Saturday, April 27, 2013

Price Gouging: Prison Phone Calls

via John Horejsi
SALT wishes to share comments that Verizon filed on the prison phones matter pending at the FCC.  Verizon takes position that it is wrong to charge prisoners and their families expensive costs to make these phone calls and urges the FCC to find other sources to offset these costs.  Here's the message in the Verizon FCC comments:

"... forcing inmates’ families to fund these programs through their calling rates is not the answer. Because higher rates necessarily reduce inmates’ telephone communications with their families and thus impede the well-recognized societal benefits resulting from such communications, other funding sources should be pursued."
We commend Verizon for realizing that for the more than 2.5 million prisoners and detainees in America, maintaining strong family connections is vital to their successful reentry into society. When prisoners are incarcerated at great distances from their homes, phone calls are the only way for them to maintain relationships with family members. But predatory phone rates have made it hard for prisoners to do just that.
And for the 2.7 million children who have one or both parents incarcerated, a phone call from mom or dad means the world. But when those calls cost $20 or more for just a few minutes, it can jeopardize the finances of families already in peril.
Indefensible price gouging for basic communication is a fact of life for American families with loved ones who are currently incarcerated.1 They're a captive audience for the phone service providers awarded monopoly contracts by prison operators, and are accordingly charged 15 times — or more — than regular phone rates.2
In a perverse system of kickbacks, county and state prisons contract to run their prison phone systems private companies that charge prisoners "commission fees" on every minute of each call. Those commissions end up as kickbacks to the prisons, creating an incentive to pick companies that charge prisoners more.

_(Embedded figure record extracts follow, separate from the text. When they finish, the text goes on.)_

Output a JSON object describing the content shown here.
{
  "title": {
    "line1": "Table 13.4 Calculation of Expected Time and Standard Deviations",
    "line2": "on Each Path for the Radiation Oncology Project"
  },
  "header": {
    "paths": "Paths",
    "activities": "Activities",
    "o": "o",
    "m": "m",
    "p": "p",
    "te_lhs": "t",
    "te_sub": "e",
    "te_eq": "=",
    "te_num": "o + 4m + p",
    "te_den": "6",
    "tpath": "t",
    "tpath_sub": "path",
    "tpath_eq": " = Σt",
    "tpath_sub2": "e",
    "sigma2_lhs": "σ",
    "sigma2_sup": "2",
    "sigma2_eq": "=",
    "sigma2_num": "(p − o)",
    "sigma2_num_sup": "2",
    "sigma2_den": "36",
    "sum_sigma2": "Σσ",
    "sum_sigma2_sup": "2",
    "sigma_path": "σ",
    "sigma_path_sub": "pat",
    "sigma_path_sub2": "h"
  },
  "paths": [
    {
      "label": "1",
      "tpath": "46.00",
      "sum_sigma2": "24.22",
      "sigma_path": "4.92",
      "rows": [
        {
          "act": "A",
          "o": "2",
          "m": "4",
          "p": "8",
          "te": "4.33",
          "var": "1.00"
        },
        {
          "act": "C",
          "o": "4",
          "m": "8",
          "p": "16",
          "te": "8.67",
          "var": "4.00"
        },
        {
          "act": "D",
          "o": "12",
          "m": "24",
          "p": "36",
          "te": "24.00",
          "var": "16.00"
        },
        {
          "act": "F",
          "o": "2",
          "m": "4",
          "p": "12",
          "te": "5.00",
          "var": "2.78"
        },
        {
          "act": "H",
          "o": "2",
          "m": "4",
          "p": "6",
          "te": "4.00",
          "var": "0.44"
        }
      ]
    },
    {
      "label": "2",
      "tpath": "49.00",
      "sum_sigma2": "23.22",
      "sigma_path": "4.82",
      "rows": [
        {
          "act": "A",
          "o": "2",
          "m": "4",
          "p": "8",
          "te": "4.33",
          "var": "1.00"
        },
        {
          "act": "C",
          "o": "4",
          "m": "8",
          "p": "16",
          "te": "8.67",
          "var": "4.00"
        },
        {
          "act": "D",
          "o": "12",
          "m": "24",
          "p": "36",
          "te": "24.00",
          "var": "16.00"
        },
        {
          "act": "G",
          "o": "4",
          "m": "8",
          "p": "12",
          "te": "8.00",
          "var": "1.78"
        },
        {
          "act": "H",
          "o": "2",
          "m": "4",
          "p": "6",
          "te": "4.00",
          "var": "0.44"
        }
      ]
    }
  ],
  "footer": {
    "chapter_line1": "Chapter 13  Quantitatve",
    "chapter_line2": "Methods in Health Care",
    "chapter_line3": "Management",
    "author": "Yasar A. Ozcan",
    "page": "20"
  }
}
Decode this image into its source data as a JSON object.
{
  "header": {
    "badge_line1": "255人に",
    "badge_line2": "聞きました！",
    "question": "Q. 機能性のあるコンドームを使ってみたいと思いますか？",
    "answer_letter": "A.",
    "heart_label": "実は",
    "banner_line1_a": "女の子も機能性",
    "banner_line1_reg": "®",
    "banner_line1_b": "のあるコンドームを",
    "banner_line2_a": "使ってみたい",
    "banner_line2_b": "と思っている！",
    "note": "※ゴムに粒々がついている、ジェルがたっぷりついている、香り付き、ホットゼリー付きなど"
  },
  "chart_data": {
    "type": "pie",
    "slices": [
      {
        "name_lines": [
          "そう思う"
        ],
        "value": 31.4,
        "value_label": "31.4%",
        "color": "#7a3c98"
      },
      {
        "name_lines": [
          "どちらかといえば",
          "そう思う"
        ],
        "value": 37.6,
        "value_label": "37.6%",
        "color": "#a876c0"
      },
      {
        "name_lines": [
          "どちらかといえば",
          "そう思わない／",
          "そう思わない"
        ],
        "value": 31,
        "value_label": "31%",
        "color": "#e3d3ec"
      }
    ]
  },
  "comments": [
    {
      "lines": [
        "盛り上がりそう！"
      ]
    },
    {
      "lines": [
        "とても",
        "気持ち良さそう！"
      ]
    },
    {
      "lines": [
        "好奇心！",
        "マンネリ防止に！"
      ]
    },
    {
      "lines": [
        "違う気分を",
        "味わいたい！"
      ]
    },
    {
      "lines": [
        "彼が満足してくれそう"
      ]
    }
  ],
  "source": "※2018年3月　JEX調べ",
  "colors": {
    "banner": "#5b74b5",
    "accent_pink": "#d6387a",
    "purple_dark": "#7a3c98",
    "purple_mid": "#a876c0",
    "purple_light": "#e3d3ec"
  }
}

Join our message to the FCC: Enact a fair cap on what prison telephone companies are allowed to charge for long distance phone calls.

The tide is starting to change. Across the country folks are waking up to the fact that the high-cost of prison phone calls doesn't make for safer and healthier communities. At the Federal level the Federal Communications Commission has begun to take action to end the prison phone industry’s corrupt business practices — and to end price gouging and kickbacks.

Update: FCC Public Comments Period
We are blown away by the number of organizations and individuals that contributed fabulous comments addressing the questions asked in the FCC’s NPRM. Among these contributors are: SALT, Citizens for Prison Reform, Prison Phone Rates working group of the Civil Rights Media and Telecommunications Roundtable, Vera Institute of Justice, Jail Project, Minority Media and Telecommunications Council, National Association of State Utility Consumer Advocates,.

Further, Campaign for Prison Phone Justice allies stepped it up to gather comments and signatures from around the nation in support of affordable rates for prison phone calls. The Justice Fellowship submitted a comment with 4,267 signers and CREDO Mobile submitted more than 20,000 sign-ons in support of the Wright Petition. Color of Change submitted a comment with 24,457 signatures. Many of the signers shared their unique experience with the prison phone system and suggested incisive reforms that would provide relief for prisoners and their families.

These Groups say continued failure to act to lower the high cost of prison phone rates will represent a failure of democracy

Judd v. AT&T Prison Phone Settlement
Here is the notice about the historic $45,000,000 settlement of Judd v. AT&T, concerning AT&T’s failure to disclose the rates of calls made from Washington State prisons.

SALT joins in Support of Virginia Phone Justice: 
SALT requests your support for phone rate fairness for prisoners and their families. Prisoners need to be able to stay in contact with their families without undue financial burdens such as currently exist in Virginia. We understand that profits from Virginia vulnerable families are about $4 million. Limiting contact with families for financial reasons reduces family support and increases the likelihood of recidivism. That is why SALT urges your support  for Virginia phone justice.